Mastanesosus (or Sosus or Sus, 𐤌𐤔𐤕𐤍𐤑𐤍, mštnṣn) was a Berber king of Mauretania and son of Bocchus I. He ruled from Iol from 80 BC to 49 BC.

== Name ==
The name Mastanesosus is of Libyco-Berber origin. It is formed from the element (a)mastan, meaning "protector" or "defender," which derives from the Berber verb mesten ("to protect" or "to defend"). In antiquity, this term likely served as a formal title.

The name belongs to a specific Libyco-Berber anthroponomy (often recorded in Punic or Latin inscriptions as MSTNSN or MSTNZN) that may be reconstructed as *Mastan-SĂN, meaning "Their protector." This naming convention was prevalent among the Numidian and Mauretanian kings but disappeared entirely by the Middle Ages.

==Evidence==
The little information known about King Mastanesosus comes from coins bearing the inscription "REX BOCCHVS SOSI F" (Bocchus II son of Sosus), in addition to a reference by Cicero in his book In Vatinum, where he detailed an itinerary by Publius Vatinius through North Africa. Vatinius had allegedly met King Mastanesosus in person in 62 BC.

Some historians, such as Stéphane Gsell, have confused Mastanesosus with Massinissa II of Numidia. The archaeological evidence and Cicero's reference however leave little doubt that a king named Sosus had ruled Mauretania after Bocchus I and before Bogud and Bocchus II, as had originally been conjectured by American archaeologist Duane W. Roller.

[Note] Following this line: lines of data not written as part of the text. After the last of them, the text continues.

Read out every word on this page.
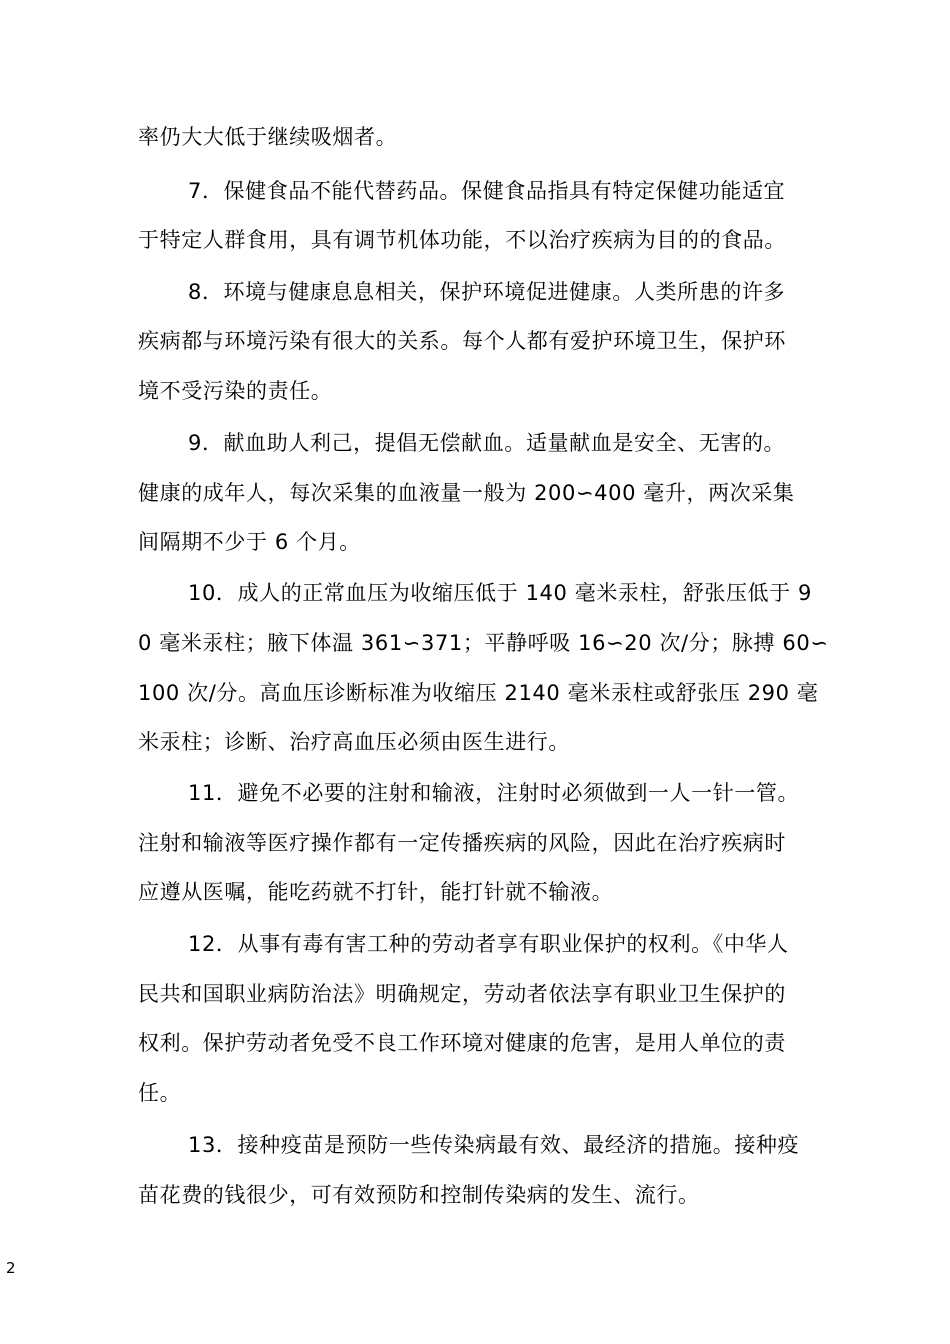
率仍大大低于继续吸烟者。
7．保健食品不能代替药品。保健食品指具有特定保健功能适宜
于特定人群食用，具有调节机体功能，不以治疗疾病为目的的食品。
8．环境与健康息息相关，保护环境促进健康。人类所患的许多
疾病都与环境污染有很大的关系。每个人都有爱护环境卫生，保护环
境不受污染的责任。
9．献血助人利己，提倡无偿献血。适量献血是安全、无害的。
健康的成年人，每次采集的血液量一般为 200∽400 毫升，两次采集
间隔期不少于 6 个月。
10．成人的正常血压为收缩压低于 140 毫米汞柱，舒张压低于 9
0 毫米汞柱；腋下体温 361∽371；平静呼吸 16∽20 次/分；脉搏 60∽
100 次/分。高血压诊断标准为收缩压 2140 毫米汞柱或舒张压 290 毫
米汞柱；诊断、治疗高血压必须由医生进行。
11．避免不必要的注射和输液，注射时必须做到一人一针一管。
注射和输液等医疗操作都有一定传播疾病的风险，因此在治疗疾病时
应遵从医嘱，能吃药就不打针，能打针就不输液。
12．从事有毒有害工种的劳动者享有职业保护的权利。《中华人
民共和国职业病防治法》明确规定，劳动者依法享有职业卫生保护的
权利。保护劳动者免受不良工作环境对健康的危害，是用人单位的责
任。
13．接种疫苗是预防一些传染病最有效、最经济的措施。接种疫
苗花费的钱很少，可有效预防和控制传染病的发生、流行。
2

Additional evidence of the existence of a king of Mauretania named Sos or Sosus came in 2020, when a sling-bullet was discovered bearing the Latin inscription "Rex Sos" (King Sos). The sling-bullet may have come from a battle that was fought by Sosus's army or in his name.

==Reign==
The end of Bocchus I's reign may have been weak due to his old age, and Mastanesosus's reign probably started on shaky grounds, since at the beginning of his rule, Tingi and its region were independent and ruled as such by a princely family, namely by Iephtas, then his son Ascalis. General Sertorius helped dethrone prince Ascalis around 80–81 BC, and thereby restored King Mastanesosus as ruler over the region of Tangier. It was during this campaign that general Sertorius reported visiting the tomb of Antaeus, probably at Mzoura cromlech.

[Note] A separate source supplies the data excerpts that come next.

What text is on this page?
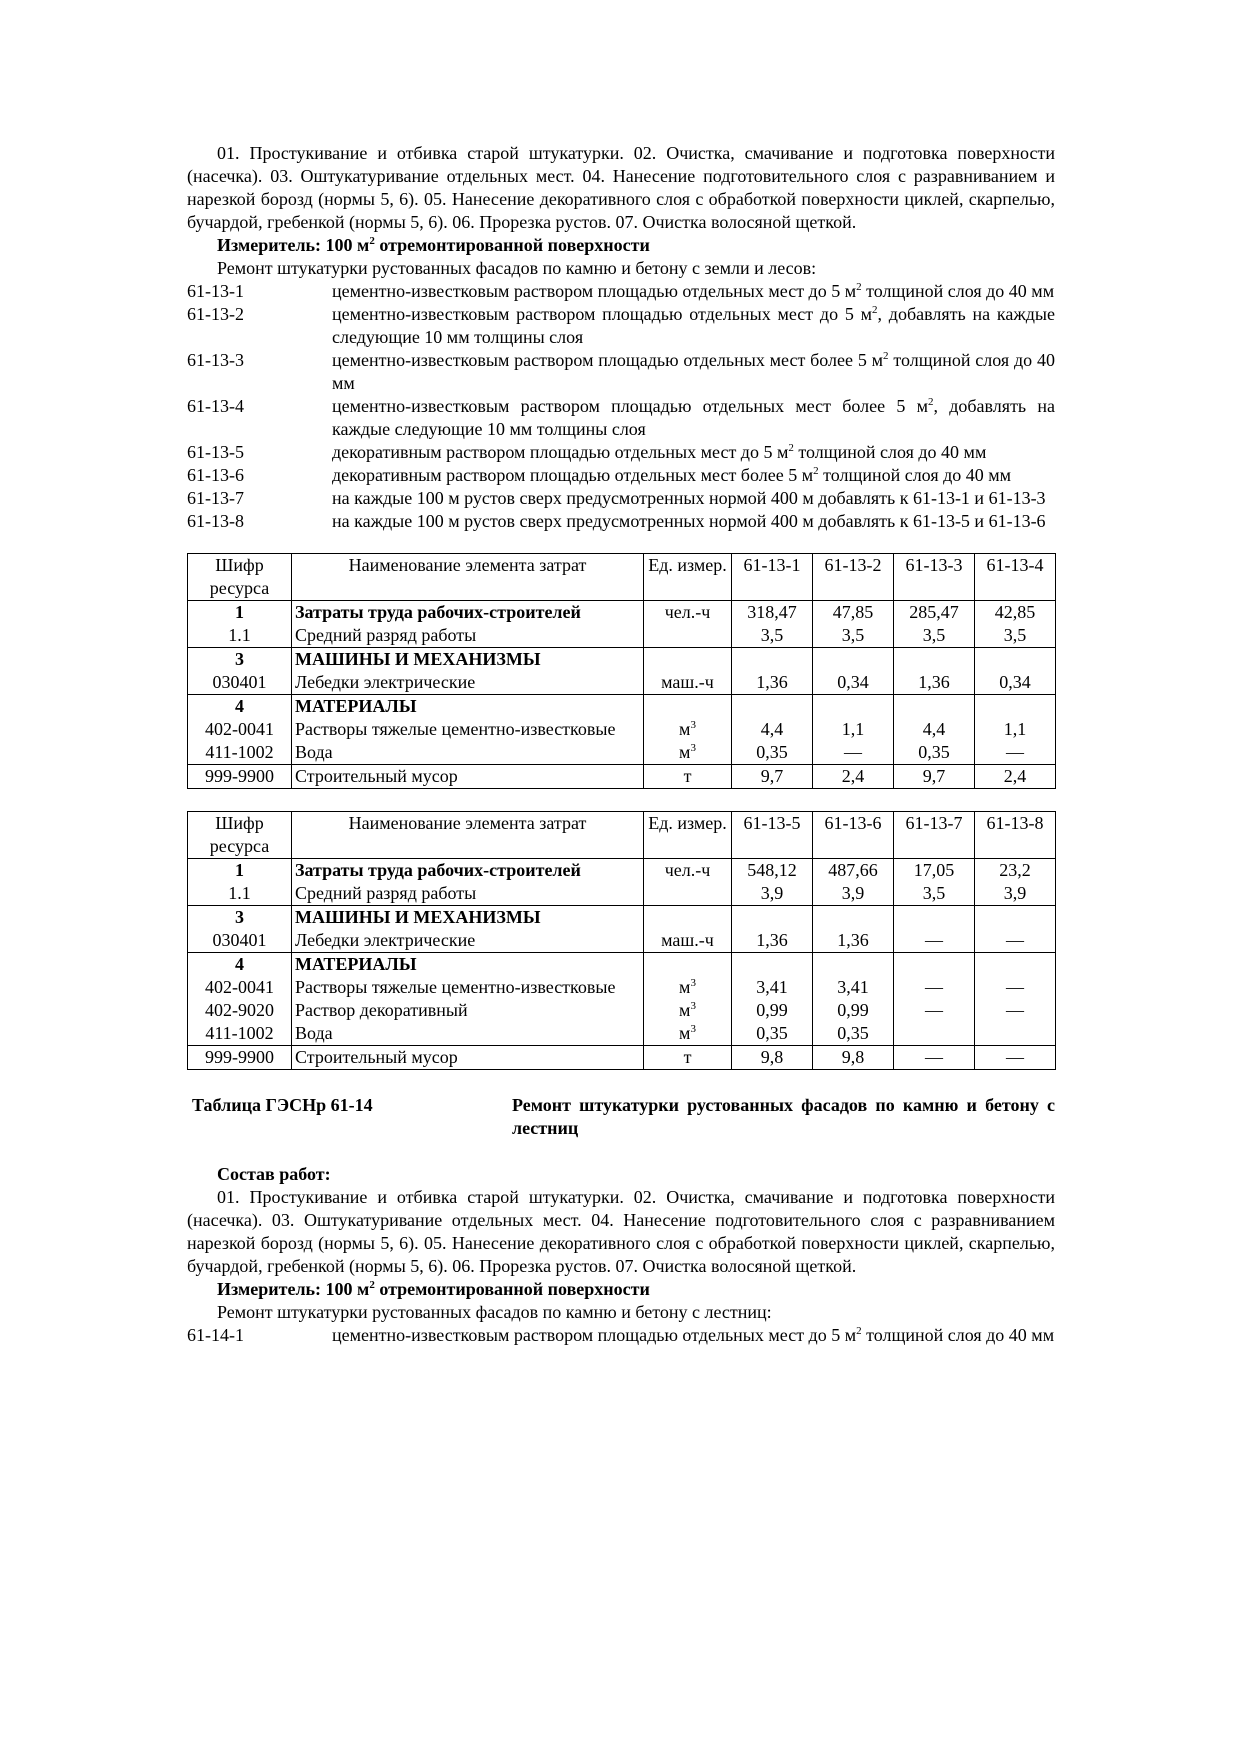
01. Простукивание и отбивка старой штукатурки. 02. Очистка, смачивание и подготовка поверхности (насечка). 03. Оштукатуривание отдельных мест. 04. Нанесение подготовительного слоя с разравниванием и нарезкой борозд (нормы 5, 6). 05. Нанесение декоративного слоя с обработкой поверхности циклей, скарпелью, бучардой, гребенкой (нормы 5, 6). 06. Прорезка рустов. 07. Очистка волосяной щеткой.

Измеритель: 100 $м^2$ отремонтированной поверхности

Ремонт штукатурки рустованных фасадов по камню и бетону с земли и лесов:

61-13-1	цементно-известковым раствором площадью отдельных мест до 5 $м^2$ толщиной слоя до 40 мм
61-13-2	цементно-известковым раствором площадью отдельных мест до 5 $м^2$, добавлять на каждые следующие 10 мм толщины слоя
61-13-3	цементно-известковым раствором площадью отдельных мест более 5 $м^2$ толщиной слоя до 40 мм
61-13-4	цементно-известковым раствором площадью отдельных мест более 5 $м^2$, добавлять на каждые следующие 10 мм толщины слоя
61-13-5	декоративным раствором площадью отдельных мест до 5 $м^2$ толщиной слоя до 40 мм
61-13-6	декоративным раствором площадью отдельных мест более 5 $м^2$ толщиной слоя до 40 мм
61-13-7	на каждые 100 м рустов сверх предусмотренных нормой 400 м добавлять к 61-13-1 и 61-13-3
61-13-8	на каждые 100 м рустов сверх предусмотренных нормой 400 м добавлять к 61-13-5 и 61-13-6
Шифр ресурса	Наименование элемента затрат	Ед. измер.	61-13-1	61-13-2	61-13-3	61-13-4
1	Затраты труда рабочих-строителей	чел.-ч	318,47	47,85	285,47	42,85
1.1	Средний разряд работы		3,5	3,5	3,5	3,5
3	МАШИНЫ И МЕХАНИЗМЫ					
030401	Лебедки электрические	маш.-ч	1,36	0,34	1,36	0,34
4	МАТЕРИАЛЫ					
402-0041	Растворы тяжелые цементно-известковые	$м^3$	4,4	1,1	4,4	1,1
411-1002	Вода	$м^3$	0,35	—	0,35	—
999-9900	Строительный мусор	т	9,7	2,4	9,7	2,4
Шифр ресурса	Наименование элемента затрат	Ед. измер.	61-13-5	61-13-6	61-13-7	61-13-8
1	Затраты труда рабочих-строителей	чел.-ч	548,12	487,66	17,05	23,2
1.1	Средний разряд работы		3,9	3,9	3,5	3,9
3	МАШИНЫ И МЕХАНИЗМЫ					
030401	Лебедки электрические	маш.-ч	1,36	1,36	—	—
4	МАТЕРИАЛЫ					
402-0041	Растворы тяжелые цементно-известковые	$м^3$	3,41	3,41	—	—
402-9020	Раствор декоративный	$м^3$	0,99	0,99	—	—
411-1002	Вода	$м^3$	0,35	0,35		
999-9900	Строительный мусор	т	9,8	9,8	—	—
Таблица ГЭСНр 61-14	Ремонт штукатурки рустованных фасадов по камню и бетону с лестниц

Состав работ:

01. Простукивание и отбивка старой штукатурки. 02. Очистка, смачивание и подготовка поверхности (насечка). 03. Оштукатуривание отдельных мест. 04. Нанесение подготовительного слоя с разравниванием нарезкой борозд (нормы 5, 6). 05. Нанесение декоративного слоя с обработкой поверхности циклей, скарпелью, бучардой, гребенкой (нормы 5, 6). 06. Прорезка рустов. 07. Очистка волосяной щеткой.

Измеритель: 100 $м^2$ отремонтированной поверхности

Ремонт штукатурки рустованных фасадов по камню и бетону с лестниц:

61-14-1	цементно-известковым раствором площадью отдельных мест до 5 $м^2$ толщиной слоя до 40 мм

Sallustius reports that, around 77–74 BC, a certain person was sent out of Mauretania in the custody of a king named Leptasta, interpreted by Stéphane Gsell to be the same as "Iephtas". This puts a large question as to when and how Mastanesosus became king, and how much control he had over the Kingdom of Mauretania. Apart from these little snippets of events, little is known about Mauretania during the 30 years that followed the death of King Bocchus I.